Text as Data Project

Objective: to answer a social science question using text data

Topic and Scope

To complete this project, your group must identify a text data source and analyze it. You can either build a novel data set (via web scraping or more conventional means) or use an existing data set that contains text data. Web scraping will typically involve text data in at least a trivial sense, since most scraped data arrives (at least partially) in string format and will require appropriate preprocessing. Any other type of data set that you put together or identify must contain at least some text variables or components.

If you are using a pre-existing data set, your project must use at least some of the text analysis tools that we will cover in class: converting text into appropriate numeric variables (e.g. tf-idf), clustering, sentiment analysis, etc.

Your project must do at least one of these things, but ideally you should do more than one. That said, I would like to to find a topic that you are excited about, and I would rather relax the details about the structure of the project if that encourages you to do something innovative and ambitious.

Some potential data sources:

Here are some potential data sources:

NBER data on all economics working papers in the NBER Discussion Paper series
Any data set about Williams College (i.e. about faculty, courses, students etc.) that you build by extending the tools used in Lab 10.
Melissa Dell at Harvard has a large data set (probably too large) of U.S.~newspaper headlines
SEC filings

The Finished Product

You will make an in-class presentation that should last between 15 and 18 minutes.
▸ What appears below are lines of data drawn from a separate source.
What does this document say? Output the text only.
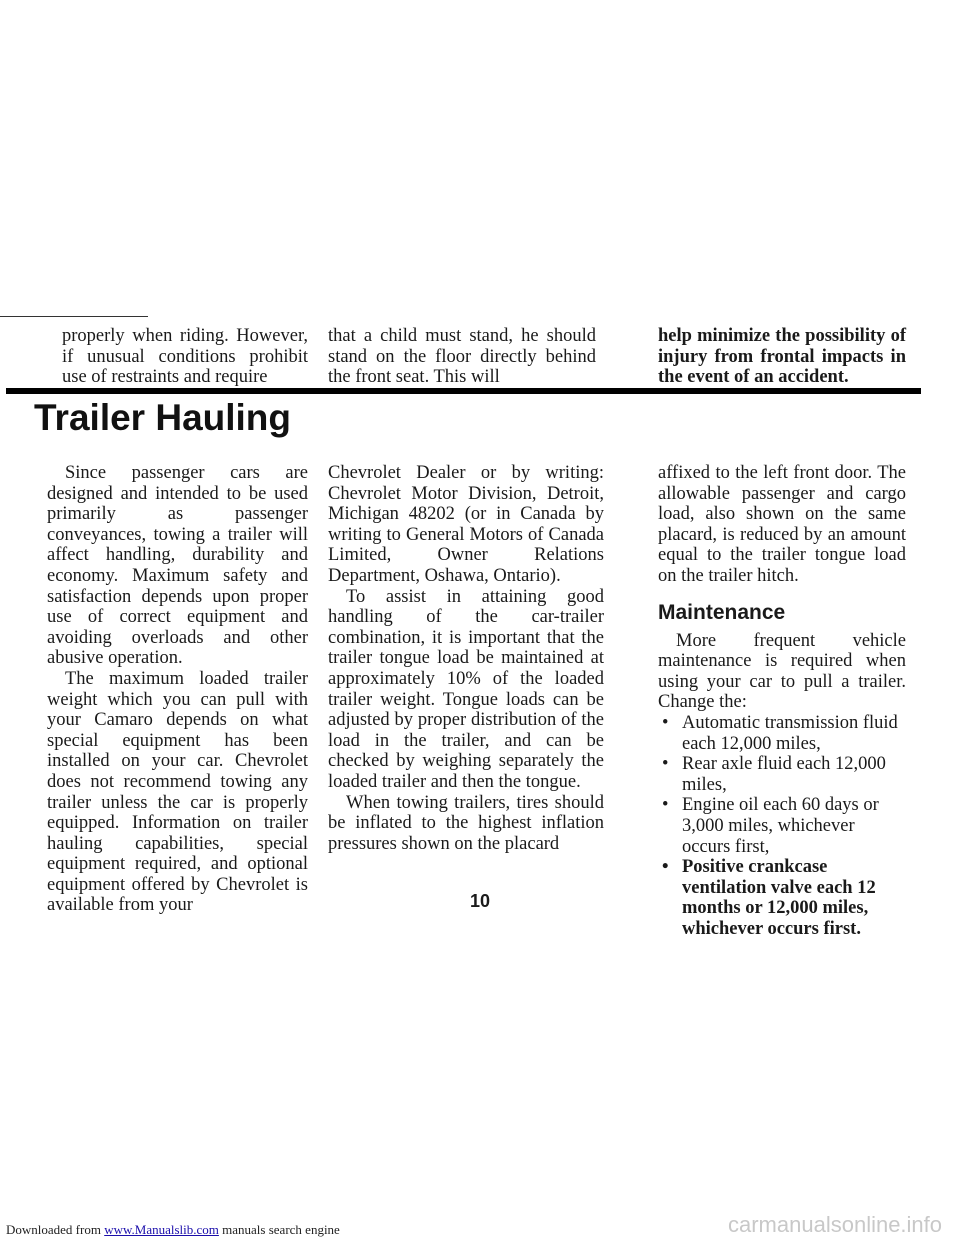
properly when riding. However, if unusual conditions prohibit use of restraints and require

that a child must stand, he should stand on the floor directly behind the front seat. This will

help minimize the possibility of injury from frontal impacts in the event of an accident.

Trailer Hauling

Since passenger cars are designed and intended to be used primarily as passenger conveyances, towing a trailer will affect handling, durability and economy. Maximum safety and satisfaction depends upon proper use of correct equipment and avoiding overloads and other abusive operation.

The maximum loaded trailer weight which you can pull with your Camaro depends on what special equipment has been installed on your car. Chevrolet does not recommend towing any trailer unless the car is properly equipped. Information on trailer hauling capabilities, special equipment required, and optional equipment offered by Chevrolet is available from your

Chevrolet Dealer or by writing: Chevrolet Motor Division, Detroit, Michigan 48202 (or in Canada by writing to General Motors of Canada Limited, Owner Relations Department, Oshawa, Ontario).

To assist in attaining good handling of the car-trailer combination, it is important that the trailer tongue load be maintained at approximately 10% of the loaded trailer weight. Tongue loads can be adjusted by proper distribution of the load in the trailer, and can be checked by weighing separately the loaded trailer and then the tongue.

When towing trailers, tires should be inflated to the highest inflation pressures shown on the placard

affixed to the left front door. The allowable passenger and cargo load, also shown on the same placard, is reduced by an amount equal to the trailer tongue load on the trailer hitch.

Maintenance

More frequent vehicle maintenance is required when using your car to pull a trailer. Change the:

• Automatic transmission fluid each 12,000 miles,

• Rear axle fluid each 12,000 miles,

• Engine oil each 60 days or 3,000 miles, whichever occurs first,

• Positive crankcase ventilation valve each 12 months or 12,000 miles, whichever occurs first.

10
Downloaded from www.Manualslib.com manuals search engine	carmanualsonline.info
Your presentation should be based on slides that summarize your data and your findings, and you will also upload the code used to process your data and generate your outputs. Your presentation should outline your data sources, describe your preprocessing and analysis, and explain your findings.

As with the Exploratory Data Analysis project, your goal is to articulate a clear research question (or questions) and provide a compelling answer to it using data. Your classmates and I will be evaluating both the quality of your question and the quality of your answer. I am also looking for a set of slides that is well-formatted, polished, and complete - supported by replication files that transform the raw data into all of the final outputs that you present.